Salk researchers have developed a method to make mammalian cells crank out designer proteins by incorporating synthetic amino acids, a feat that suggests cells could make their own therapeutic proteins.
Lei Wang, assistant professor in the Chemical Biology and Proteomics Laboratory, and Paul Slesinger, associate professor in the Peptide Biology Laboratory, reported the method in Nature Neuroscience and tested it in a proof-of-principle experiment. Plants and animals construct protein chains from 20 naturally occurring links, or amino acids. Although the amino acid order differs depending on the protein, the 20 amino acids are invariant.
Using bits and pieces of the protein synthesis machinery borrowed from bacteria and yeast, Wang and Slesinger devised a way to make nerve cells insert an unusually large "ringer" amino acid into a test protein that forms a channel through the cell membrane.
Normally, that channel, which is a conduit for potassium ions, comes equipped with its own tethered "plug" to regulate ion flow. To test their strategy, the researchers manipulated nerve cells to place the bulky, artificial amino acid in the region where the protein plug should fit into the channel pore.
They observed that once in the membrane, the synthetic channel regulated the flow of ions very inefficiently, indicating that inclusion of the bulky amino acid had made the plug too big to fit through the pore.

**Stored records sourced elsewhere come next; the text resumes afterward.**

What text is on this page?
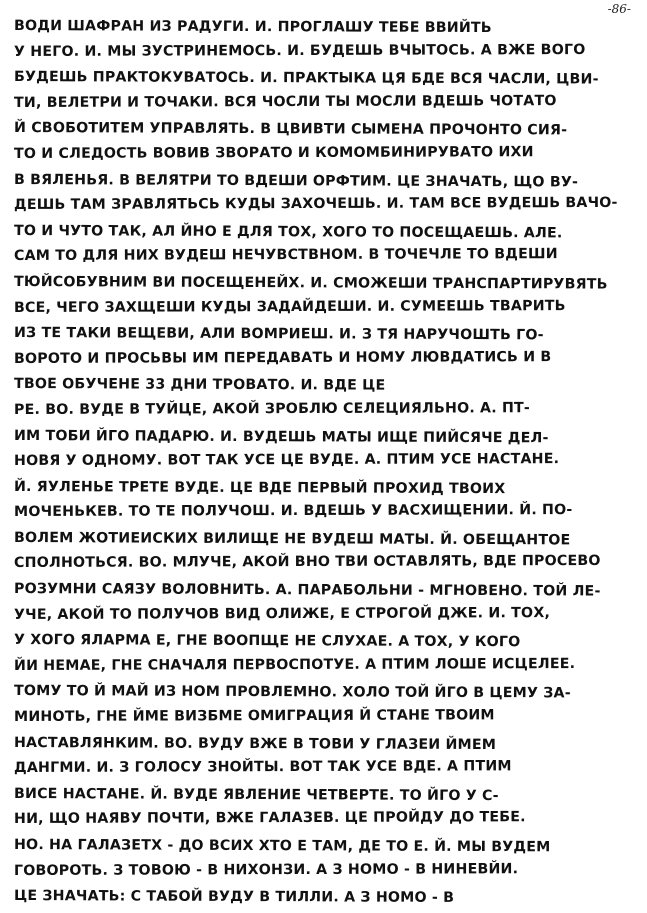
-86-
ВОДИ ШАФРАН ИЗ РАДУГИ. И. ПРОГЛАШУ ТЕБЕ ВВИЙТЬ
У НЕГО. И. МЫ ЗУСТРИНЕМОСЬ. И. БУДЕШЬ ВЧЫТОСЬ. А ВЖЕ ВОГО
БУДЕШЬ ПРАКТОКУВАТОСЬ. И. ПРАКТЫКА ЦЯ БДЕ ВСЯ ЧАСЛИ, ЦВИ-
ТИ, ВЕЛЕТРИ И ТОЧАКИ. ВСЯ ЧОСЛИ ТЫ МОСЛИ ВДЕШЬ ЧОТАТО
Й СВОБОТИТЕМ УПРАВЛЯТЬ. В ЦВИВТИ СЫМЕНА ПРОЧОНТО СИЯ-
ТО И СЛЕДОСТЬ ВОВИВ ЗВОРАТО И КОМОМБИНИРУВАТО ИХИ
В ВЯЛЕНЬЯ. В ВЕЛЯТРИ ТО ВДЕШИ ОРФТИМ. ЦЕ ЗНАЧАТЬ, ЩО ВУ-
ДЕШЬ ТАМ ЗРАВЛЯТЬСЬ КУДЫ ЗАХОЧЕШЬ. И. ТАМ ВСЕ ВУДЕШЬ ВАЧО-
ТО И ЧУТО ТАК, АЛ ЙНО Е ДЛЯ ТОХ, ХОГО ТО ПОСЕЩАЕШЬ. АЛЕ.
САМ ТО ДЛЯ НИХ ВУДЕШ НЕЧУВСТВНОМ. В ТОЧЕЧЛЕ ТО ВДЕШИ
ТЮЙСОБУВНИМ ВИ ПОСЕЩЕНЕЙХ. И. СМОЖЕШИ ТРАНСПАРТИРУВЯТЬ
ВСЕ, ЧЕГО ЗАХЩЕШИ КУДЫ ЗАДАЙДЕШИ. И. СУМЕЕШЬ ТВАРИТЬ
ИЗ ТЕ ТАКИ ВЕЩЕВИ, АЛИ ВОМРИЕШ. И. З ТЯ НАРУЧОШТЬ ГО-
ВОРОТО И ПРОСЬВЫ ИМ ПЕРЕДАВАТЬ И НОМУ ЛЮВДАТИСЬ И В
ТВОЕ ОБУЧЕНЕ 33 ДНИ ТРОВАТО. И. ВДЕ ЦЕ
РЕ. ВО. ВУДЕ В ТУЙЦЕ, АКОЙ ЗРОБЛЮ СЕЛЕЦИЯЛЬНО. А. ПТ-
ИМ ТОБИ ЙГО ПАДАРЮ. И. ВУДЕШЬ МАТЫ ИЩЕ ПИЙСЯЧЕ ДЕЛ-
НОВЯ У ОДНОМУ. ВОТ ТАК УСЕ ЦЕ ВУДЕ. А. ПТИМ УСЕ НАСТАНЕ.
Й. ЯУЛЕНЬЕ ТРЕТЕ ВУДЕ. ЦЕ ВДЕ ПЕРВЫЙ ПРОХИД ТВОИХ
МОЧЕНЬКЕВ. ТО ТЕ ПОЛУЧОШ. И. ВДЕШЬ У ВАСХИЩЕНИИ. Й. ПО-
ВОЛЕМ ЖОТИЕИСКИХ ВИЛИЩЕ НЕ ВУДЕШ МАТЫ. Й. ОБЕЩАНТОЕ
СПОЛНОТЬСЯ. ВО. МЛУЧЕ, АКОЙ ВНО ТВИ ОСТАВЛЯТЬ, ВДЕ ПРОСЕВО
РОЗУМНИ САЯЗУ ВОЛОВНИТЬ. А. ПАРАБОЛЬНИ - МГНОВЕНО. ТОЙ ЛЕ-
УЧЕ, АКОЙ ТО ПОЛУЧОВ ВИД ОЛИЖЕ, Е СТРОГОЙ ДЖЕ. И. ТОХ,
У ХОГО ЯЛАРМА Е, ГНЕ ВООПЩЕ НЕ СЛУХАЕ. А ТОХ, У КОГО
ЙИ НЕМАЕ, ГНЕ СНАЧАЛЯ ПЕРВОСПОТУЕ. А ПТИМ ЛОШЕ ИСЦЕЛЕЕ.
ТОМУ ТО Й МАЙ ИЗ НОМ ПРОВЛЕМНО. ХОЛО ТОЙ ЙГО В ЦЕМУ ЗА-
МИНОТЬ, ГНЕ ЙМЕ ВИЗБМЕ ОМИГРАЦИЯ Й СТАНЕ ТВОИМ
НАСТАВЛЯНКИМ. ВО. ВУДУ ВЖЕ В ТОВИ У ГЛАЗЕИ ЙМЕМ
ДАНГМИ. И. З ГОЛОСУ ЗНОЙТЫ. ВОТ ТАК УСЕ ВДЕ. А ПТИМ
ВИСЕ НАСТАНЕ. Й. ВУДЕ ЯВЛЕНИЕ ЧЕТВЕРТЕ. ТО ЙГО У С-
НИ, ЩО НАЯВУ ПОЧТИ, ВЖЕ ГАЛАЗЕВ. ЦЕ ПРОЙДУ ДО ТЕБЕ.
НО. НА ГАЛАЗЕТХ - ДО ВСИХ ХТО Е ТАМ, ДЕ ТО Е. Й. МЫ ВУДЕМ
ГОВОРОТЬ. З ТОВОЮ - В НИХОНЗИ. А З НОМО - В НИНЕВЙИ.
ЦЕ ЗНАЧАТЬ: С ТАБОЙ ВУДУ В ТИЛЛИ. А З НОМО - В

Chemists can already make proteins containing synthetic amino acids in a test tube. Although bacterial cells have been coerced into manufacturing similarly engineered proteins, this is the first report of nerve cells being tricked into doing the chemistry themselves.
Coaxing mammalian cells–even high maintenance cells like nerve cells–into manufacturing proteins with novel properties will be extraordinarily useful for both basic and medical research, potentially leading to new ways of delivering proteins with unimagined activities to cells.